Jalen Ramsey trade caps busy NFL weekend ahead of free agency

by mcardinal

Rob Issa, FISM News


Jalen Ramsey is the most recent athlete to take his talents to South Beach.

The Miami Dolphins agreed to acquire the three-time All-Pro cornerback from the Los Angeles Rams in a trade on Sunday. The Dolphins will send a third-round pick in the 2023 NFL draft and tight end Hunter Long to the Rams in return. 

The 28-year-old Ramsey helped the Rams win a Super Bowl after the 2021 season. But Los Angeles is going through a rebuild and the Dolphins need to shore up a defense that struggled in 2022.

“I prayed for this specifically for about a month & now it’s happening!” Ramsey posted on Twitter shortly after the teams agreed to the deal.  

Ramsey is an outspoken Christian. He calls himself a “Child of God through my faith in Christ” in his bio on Twitter and often uses his platform to proclaim his belief in Jesus. 

The Rams traded two first-round picks and a fourth to get Ramsey from the Jacksonville Jaguars in the middle of the 2019 season. The steep price paid off as Ramsey played an integral role on defense during Los Angeles’ championship run. 

A six-time Pro Bowl pick, Ramsey joins four-time Pro Bowl cornerback Xavien Howard in Miami’s secondary. The Dolphins had the NFL’s sixth-worst pass defense in 2022.

Ramsey’s trade is the latest major move in the NFL entering the free agency period, which starts Wednesday. The legal tampering period opens Monday.


On Friday, the Carolina Panthers shook up next month’s draft by acquiring the No. 1 overall pick from the Chicago Bears.

The Panthers are sending the No. 9 and No. 61 overall picks in 2023, a first-round pick in 2024, a second-round pick in 2025, and star wide receiver D.J. Moore to Chicago.

The move up allows Carolina to have its pick from the pool of quarterbacks in this year’s draft after using several starters at that position in recent years.

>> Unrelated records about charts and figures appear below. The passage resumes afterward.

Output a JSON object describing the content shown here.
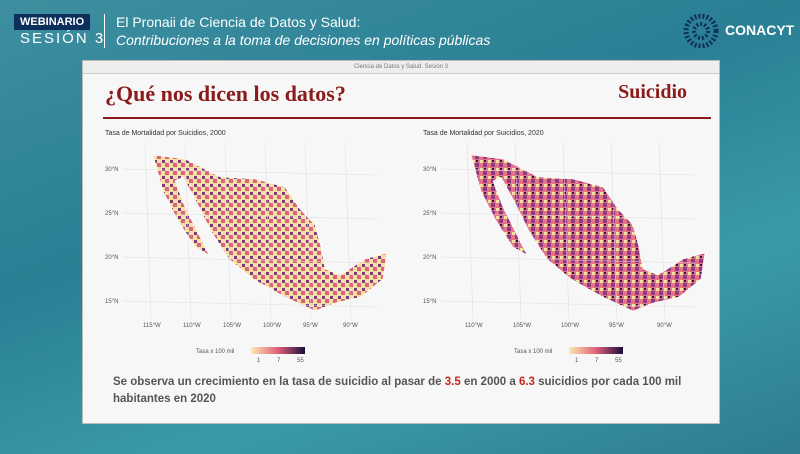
{
  "header": {
    "badge": "WEBINARIO",
    "session": "SESIÓN 3",
    "title": "El Pronaii de Ciencia de Datos y Salud:",
    "subtitle": "Contribuciones a la toma de decisiones en políticas públicas",
    "logo": "CONACYT"
  },
  "window": {
    "title": "Ciencia de Datos y Salud. Sesión 3"
  },
  "slide": {
    "title": "¿Qué nos dicen los datos?",
    "topic": "Suicidio",
    "maps": [
      {
        "title": "Tasa de Mortalidad por Suicidios, 2000",
        "lat_labels": [
          "30°N",
          "25°N",
          "20°N",
          "15°N"
        ],
        "lon_labels": [
          "115°W",
          "110°W",
          "105°W",
          "100°W",
          "95°W",
          "90°W"
        ],
        "legend_title": "Tasa x 100 mil",
        "legend_ticks": [
          "1",
          "7",
          "55"
        ]
      },
      {
        "title": "Tasa de Mortalidad por Suicidios, 2020",
        "lat_labels": [
          "30°N",
          "25°N",
          "20°N",
          "15°N"
        ],
        "lon_labels": [
          "110°W",
          "105°W",
          "100°W",
          "95°W",
          "90°W"
        ],
        "legend_title": "Tasa x 100 mil",
        "legend_ticks": [
          "1",
          "7",
          "55"
        ]
      }
    ],
    "caption": {
      "part1": "Se observa un crecimiento en la tasa de suicidio al pasar de",
      "rate_2000": "3.5",
      "part2": "en 2000 a",
      "rate_2020": "6.3",
      "part3": "suicidios por cada 100 mil habitantes en 2020"
    }
  }
}
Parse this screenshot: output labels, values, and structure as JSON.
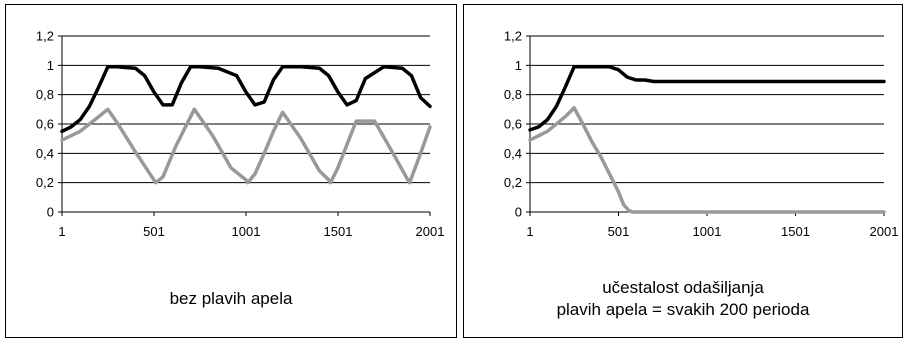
{
  "chart_data": [
    {
      "type": "line",
      "caption": [
        "bez plavih apela"
      ],
      "x_ticks": [
        "1",
        "501",
        "1001",
        "1501",
        "2001"
      ],
      "y_ticks": [
        "0",
        "0,2",
        "0,4",
        "0,6",
        "0,8",
        "1",
        "1,2"
      ],
      "xlim": [
        1,
        2001
      ],
      "ylim": [
        0,
        1.2
      ],
      "grid": "horizontal",
      "series": [
        {
          "color": "#000000",
          "x": [
            1,
            50,
            100,
            150,
            200,
            250,
            300,
            400,
            450,
            500,
            550,
            600,
            650,
            700,
            750,
            850,
            950,
            1000,
            1050,
            1100,
            1150,
            1200,
            1300,
            1400,
            1450,
            1500,
            1550,
            1600,
            1650,
            1750,
            1850,
            1900,
            1950,
            2001
          ],
          "y": [
            0.55,
            0.58,
            0.63,
            0.72,
            0.85,
            0.99,
            0.99,
            0.98,
            0.93,
            0.82,
            0.73,
            0.73,
            0.88,
            0.99,
            0.99,
            0.98,
            0.93,
            0.82,
            0.73,
            0.75,
            0.9,
            0.99,
            0.99,
            0.98,
            0.93,
            0.82,
            0.73,
            0.76,
            0.91,
            0.99,
            0.98,
            0.93,
            0.78,
            0.72
          ]
        },
        {
          "color": "#999999",
          "x": [
            1,
            100,
            200,
            250,
            300,
            400,
            500,
            510,
            550,
            620,
            720,
            820,
            920,
            1000,
            1010,
            1050,
            1100,
            1150,
            1200,
            1300,
            1400,
            1450,
            1460,
            1500,
            1550,
            1600,
            1700,
            1800,
            1880,
            1890,
            1950,
            2001
          ],
          "y": [
            0.49,
            0.55,
            0.65,
            0.7,
            0.61,
            0.41,
            0.22,
            0.2,
            0.24,
            0.45,
            0.7,
            0.52,
            0.3,
            0.22,
            0.2,
            0.26,
            0.4,
            0.55,
            0.68,
            0.5,
            0.28,
            0.22,
            0.2,
            0.3,
            0.46,
            0.62,
            0.62,
            0.4,
            0.22,
            0.2,
            0.4,
            0.58
          ]
        }
      ]
    },
    {
      "type": "line",
      "caption": [
        "učestalost odašiljanja",
        "plavih apela = svakih 200 perioda"
      ],
      "x_ticks": [
        "1",
        "501",
        "1001",
        "1501",
        "2001"
      ],
      "y_ticks": [
        "0",
        "0,2",
        "0,4",
        "0,6",
        "0,8",
        "1",
        "1,2"
      ],
      "xlim": [
        1,
        2001
      ],
      "ylim": [
        0,
        1.2
      ],
      "grid": "horizontal",
      "series": [
        {
          "color": "#000000",
          "x": [
            1,
            50,
            100,
            150,
            200,
            250,
            300,
            350,
            400,
            450,
            500,
            550,
            600,
            650,
            700,
            800,
            1000,
            1500,
            2001
          ],
          "y": [
            0.56,
            0.58,
            0.63,
            0.72,
            0.85,
            0.99,
            0.99,
            0.99,
            0.99,
            0.99,
            0.97,
            0.92,
            0.9,
            0.9,
            0.89,
            0.89,
            0.89,
            0.89,
            0.89
          ]
        },
        {
          "color": "#999999",
          "x": [
            1,
            100,
            200,
            250,
            300,
            350,
            400,
            450,
            500,
            530,
            560,
            580,
            600,
            700,
            1000,
            1500,
            2001
          ],
          "y": [
            0.49,
            0.55,
            0.65,
            0.71,
            0.6,
            0.48,
            0.38,
            0.26,
            0.14,
            0.05,
            0.01,
            0.0,
            0.0,
            0.0,
            0.0,
            0.0,
            0.0
          ]
        }
      ]
    }
  ]
}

Ohio State’s C.J. Stroud, Alabaman’s Bryce Young, Kentucky’s Will Levis, and Florida’s Anthony Richardson are the top four prospects.

The Panthers haven’t picked first since taking Cam Newton with No. 1 overall in 2011. Newton was the NFL MVP in 2015 and helped the Panthers reach the Super Bowl.

“You go get the guy that you want, you know,” Panthers general manager Scott Fitterer said at the scouting combine about potentially trading up for a quarterback. “If you have a conviction on a guy, you go get him. It’s pretty simple that way. If you don’t know and you’re going to give all these resources to go up and get it, you’re hurting your team in the long run. You better be right. You better have conviction if you do move up. When you do that, you’re all in.”    

New Panthers coach Frank Reich values stability at quarterback after starting the season with a different QB five years in a row with the Indianapolis Colts.

“It’s a big deal,” Reich said. “I’m looking forward to the process.”


The next big trade in the NFL could involve four-time MVP Aaron Rodgers. The Green Bay Packers gave Rodgers permission last week to meet with the New York Jets. Rodgers, who has spent his entire career with the Packers, is taking time to decide whether he wants to retire, return to play in Green Bay, or seek a trade to the Jets.

“We’re really hopeful that we can reach a resolution that works not only for Aaron but for us,” Packers CEO Mark Murphy told Green Bay television station WCWF on Saturday. “It’s in everybody’s interest to resolve it sooner rather than later.”

In another interview with Green Bay’s WBAY TV, Murphy compared Rodgers’ situation to the Packers trading Hall of Fame quarterback Brett Favre to the Jets in 2008.

“Very few players play for only one team,” Murphy told the station. “Obviously, Brett had a great career. Aaron had a great career here. Regardless of what happens, Aaron will be in the Pro Football Hall of Fame. He’ll be in our Hall of Fame. We’ll bring him back, retire his number. This is just one of the things that we go through as a team. We want to try to achieve something that’s good for both Aaron and us.”